Photo: The Colorado Capitol on New Year's Day 2015Colorado lawmakers will consider a bill to deregulate most of Colorado’s home-based child care operations on Thursday.

State Sen. Kevin Lundberg, the bill's sponsor, says he came up with the idea after hearing reports about how difficult and expensive it is to get licensed child care. His bill would let any home-based day care with 10 or fewer children operate without state oversight.

"The goal is to make more legal day care available for the people of Colorado. And I believe it will be at a more cost effective level," he explained.

This would work, according to Lundberg, because parents are toughest judges of the quality of child care.

But the Colorado Association of Family Child Care believes that deregulation would hurt low-income parents.

"You have some parents who are very cautious, and then you have the other parents that don’t have any choice," said CAFCC President Tricia Lynch.

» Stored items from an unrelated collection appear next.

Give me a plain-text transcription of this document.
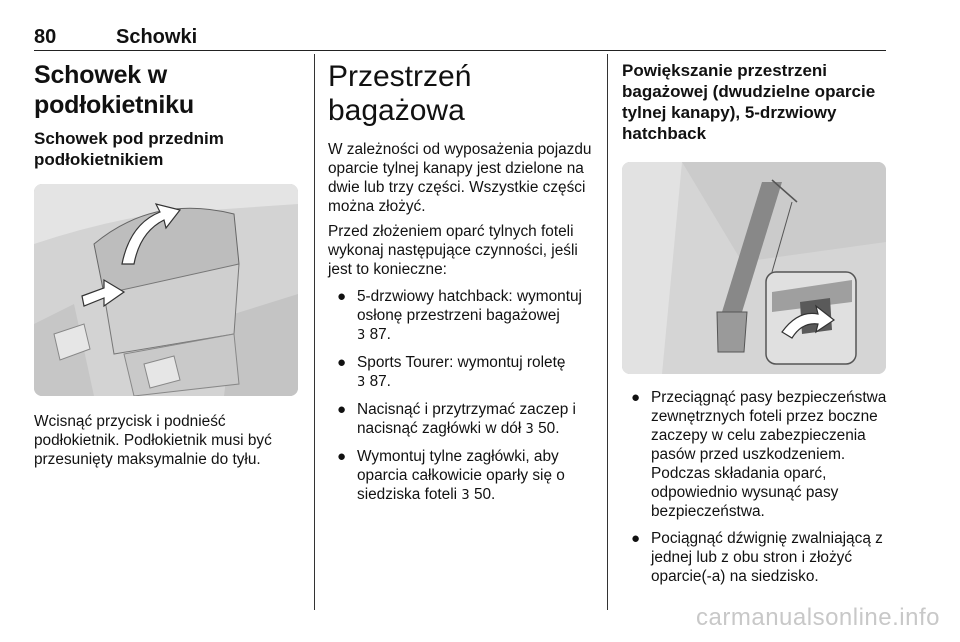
80	Schowki
Schowek w podłokietniku
Schowek pod przednim podłokietnikiem

Wcisnąć przycisk i podnieść podłokietnik. Podłokietnik musi być przesunięty maksymalnie do tyłu.

Przestrzeń bagażowa

W zależności od wyposażenia pojazdu oparcie tylnej kanapy jest dzielone na dwie lub trzy części. Wszystkie części można złożyć.

Przed złożeniem oparć tylnych foteli wykonaj następujące czynności, jeśli jest to konieczne:

● 5-drzwiowy hatchback: wymontuj osłonę przestrzeni bagażowej
3 87.
● Sports Tourer: wymontuj roletę
3 87.
● Nacisnąć i przytrzymać zaczep i nacisnąć zagłówki w dół 3 50.
● Wymontuj tylne zagłówki, aby oparcia całkowicie oparły się o siedziska foteli 3 50.
Powiększanie przestrzeni bagażowej (dwudzielne oparcie tylnej kanapy), 5-drzwiowy hatchback
● Przeciągnąć pasy bezpieczeństwa zewnętrznych foteli przez boczne zaczepy w celu zabezpieczenia pasów przed uszkodzeniem. Podczas składania oparć, odpowiednio wysunąć pasy bezpieczeństwa.
● Pociągnąć dźwignię zwalniającą z jednej lub z obu stron i złożyć oparcie(-a) na siedzisko.
carmanualsonline.info
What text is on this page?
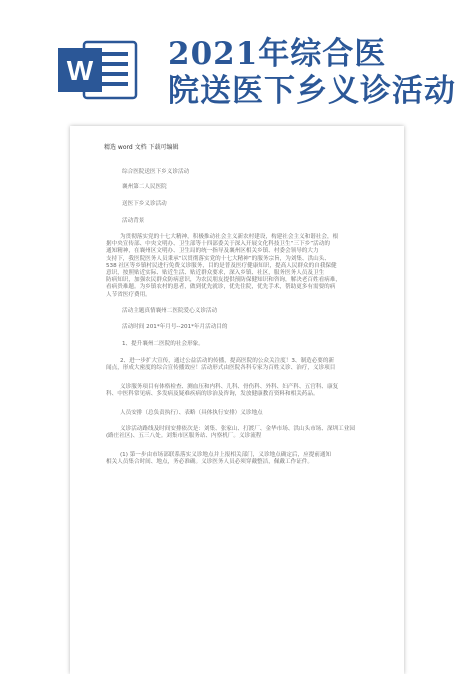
W 2021年综合医
院送医下乡义诊活动
精选 word 文档 下载可编辑
综合医院送医下乡义诊活动
襄州第二人民医院
送医下乡义诊活动
活动背景
为贯彻落实党的十七大精神，积极推动社会主义新农村建设，构建社会主义和谐社会，根
据中央宣传部、中央文明办、卫生部等十四部委关于深入开展文化科技卫生“三下乡”活动的
通知精神，在襄州区文明办、卫生局的统一指导及襄州区相关乡镇、村委会领导的大力
支持下，我医院医务人员秉承“以贯彻落实党的十七大精神”的服务宗旨，为刘集、洪山头、
538 社区等乡镇村民进行免费义诊服务，目的是普及医疗健康知识，提高人民群众的自我保健
意识，按照贴近实际、贴近生活、贴近群众要求，深入乡镇、社区，服务医务人员及卫生
防病知识，加强农民群众防病意识，为农民朋友提供预防保健知识和咨询，解决老百姓看病难，
看病贵难题。为乡镇农村的患者，做到优先就诊，优先住院，优先手术，帮助更多有需要的病
人节省医疗费用。
活动主题真情襄州二医院爱心义诊活动
活动时间 201*年月号--201*年月活动目的
1、提升襄州二医院的社会形象。
2、进一步扩大宣传，通过公益活动的传播，提高医院的公众关注度！3、制造必要的新
闻点，形成大密度的综合宣传播效应！活动形式由医院各科专家为百姓义诊、治疗，义诊项目
义诊服务项目有体格检查、测血压和内科、儿科、骨伤科、外科、妇产科、五官科、康复
科、中医科常见病、多发病及疑难疾病的诊治及咨询，发放健康教育资料和相关药品。
人员安排（总负责执行）、表略（具体执行安排）义诊地点
义诊活动路线及时间安排依次是：刘集、张家山、打渡厂、金华市场、洪山头市场、深圳工业园
(路庄社区)、五三八处。刘集市区服务站、内察机厂。义诊流程
(1) 第一步由市场部联系落实义诊地点并上报相关部门，义诊地点确定后，应提前通知
相关人员集合时间、地点，务必准确。义诊医务人员必须穿戴整洁，佩戴工作证件。
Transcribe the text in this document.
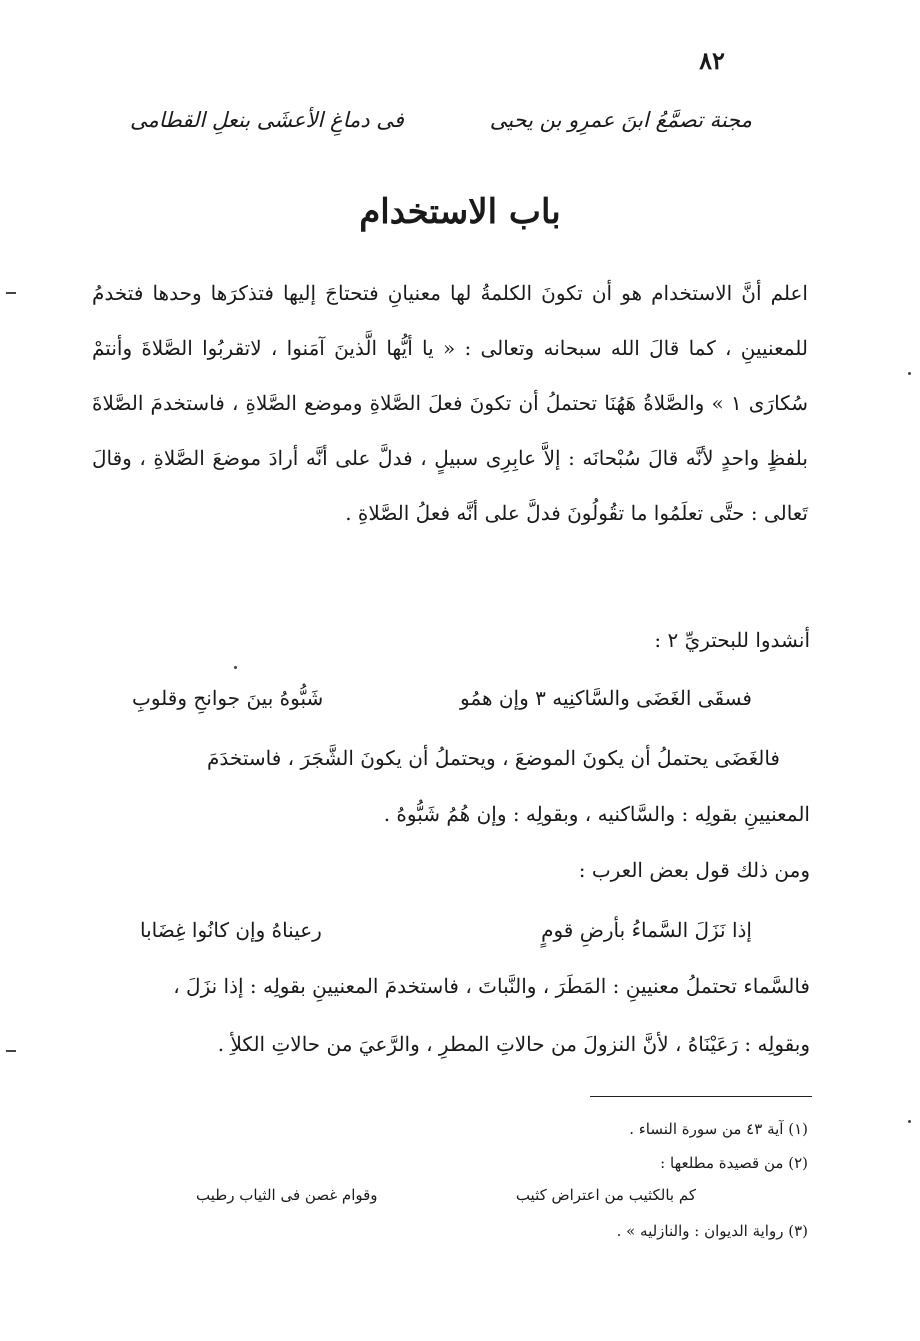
٨٢
مجنة تصمَّعُ ابنَ عمرِو بن يحيى
فى دماغِ الأعشَى بنعلِ القطامى
باب الاستخدام
اعلم أنَّ الاستخدام هو أن تكونَ الكلمةُ لها معنيانِ فتحتاجَ إليها فتذكرَها وحدها فتخدمُ للمعنيينِ ، كما قالَ الله سبحانه وتعالى : « يا أيُّها الَّذينَ آمَنوا ، لاتقربُوا الصَّلاةَ وأنتمْ سُكارَى ١ » والصَّلاةُ هَهُنَا تحتملُ أن تكونَ فعلَ الصَّلاةِ وموضع الصَّلاةِ ، فاستخدمَ الصَّلاةَ بلفظٍ واحدٍ لأنَّه قالَ سُبْحانَه : إلاَّ عابِرِى سبيلٍ ، فدلَّ على أنَّه أرادَ موضعَ الصَّلاةِ ، وقالَ تَعالى : حتَّى تعلَمُوا ما تقُولُونَ فدلَّ على أنَّه فعلُ الصَّلاةِ .
أنشدوا للبحتريِّ ٢ :
فسقَى الغَضَى والسَّاكنِيه ٣ وإن همُو
شَبُّوهُ بينَ جوانحِ وقلوبِ
فالغَضَى يحتملُ أن يكونَ الموضعَ ، ويحتملُ أن يكونَ الشَّجَرَ ، فاستخدَمَ
المعنيينِ بقولِه : والسَّاكنيه ، وبقولِه : وإن هُمُ شَبُّوهُ .
ومن ذلك قول بعض العرب :
إذا نَزَلَ السَّماءُ بأرضِ قومٍ
رعيناهُ وإن كانُوا غِضَابا
فالسَّماء تحتملُ معنيينِ : المَطَرَ ، والنَّباتَ ، فاستخدمَ المعنيينِ بقولِه : إذا نزَلَ ،
وبقولِه : رَعَيْنَاهُ ، لأنَّ النزولَ من حالاتِ المطرِ ، والرَّعيَ من حالاتِ الكلأِ .
(١) آية ٤٣ من سورة النساء .
(٢) من قصيدة مطلعها :
كم بالكثيب من اعتراض كثيب
وقوام غصن فى الثياب رطيب
(٣) رواية الديوان : والنازليه » .
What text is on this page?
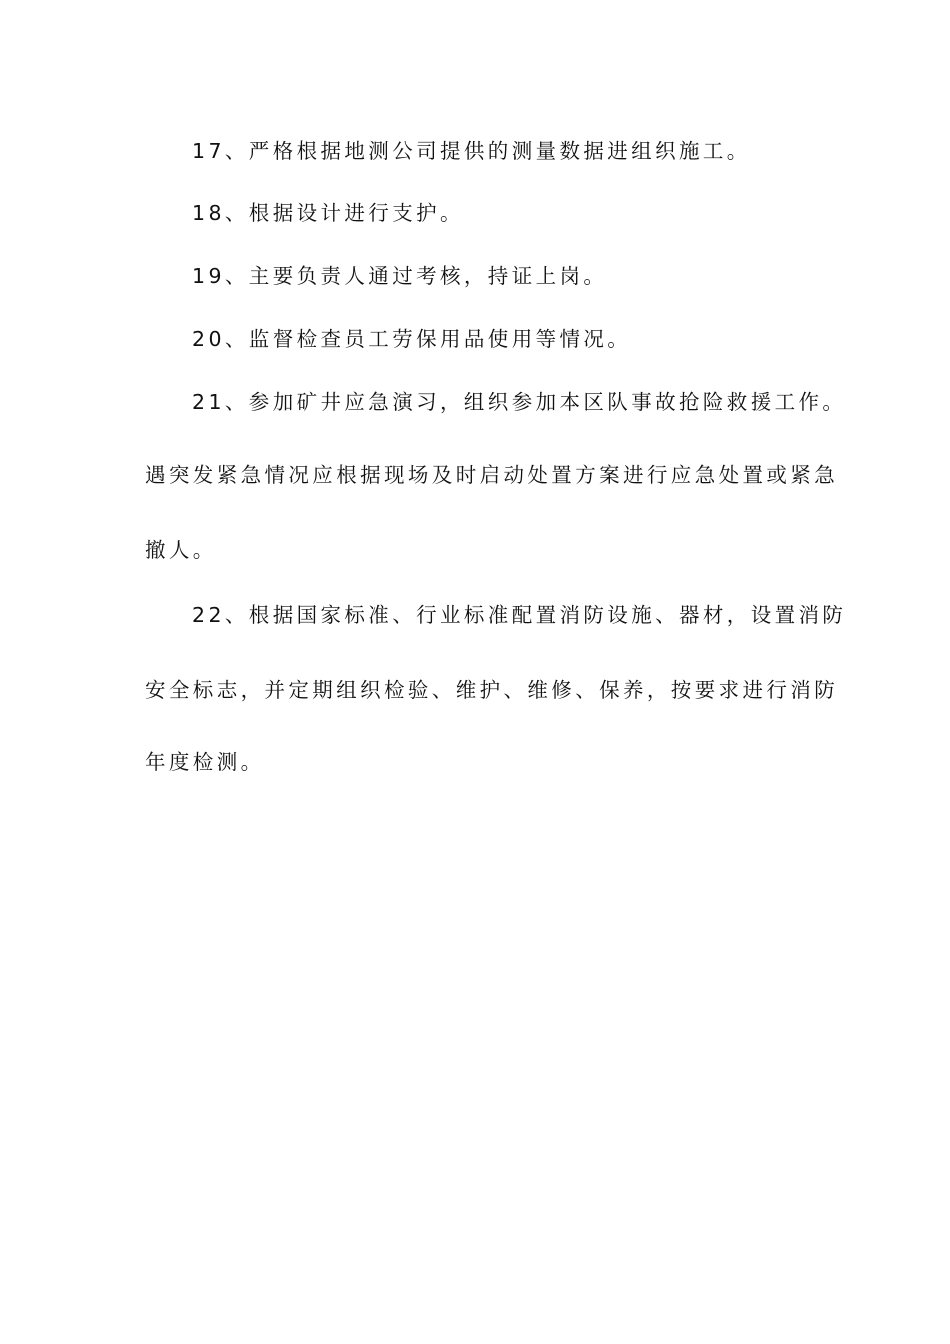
17、严格根据地测公司提供的测量数据进组织施工。
18、根据设计进行支护。
19、主要负责人通过考核，持证上岗。
20、监督检查员工劳保用品使用等情况。
21、参加矿井应急演习，组织参加本区队事故抢险救援工作。
遇突发紧急情况应根据现场及时启动处置方案进行应急处置或紧急
撤人。
22、根据国家标准、行业标准配置消防设施、器材，设置消防
安全标志，并定期组织检验、维护、维修、保养，按要求进行消防
年度检测。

Licensed providers currently have to go through health and safety certification as well as continuing education, Lynch notes.

Lundberg, the bill's sponsor, said that a state license doesn’t always equal safety, pointing to a Denver Post article that found 24 deaths in state-licensed facilities over six years

Opponents of his bill also say that the cost of child care in our state is not primarily being driven by licensing requirements for providers. According to the National Association of Child Care Resource and Referral, Colorado ranks 35 out of 50 states for oversight and licensing rigor for child care centers.

Deregulation might prevent the poorest parents from using home-based centers entirely because federal child care subsidies can only be used in licensed facilities.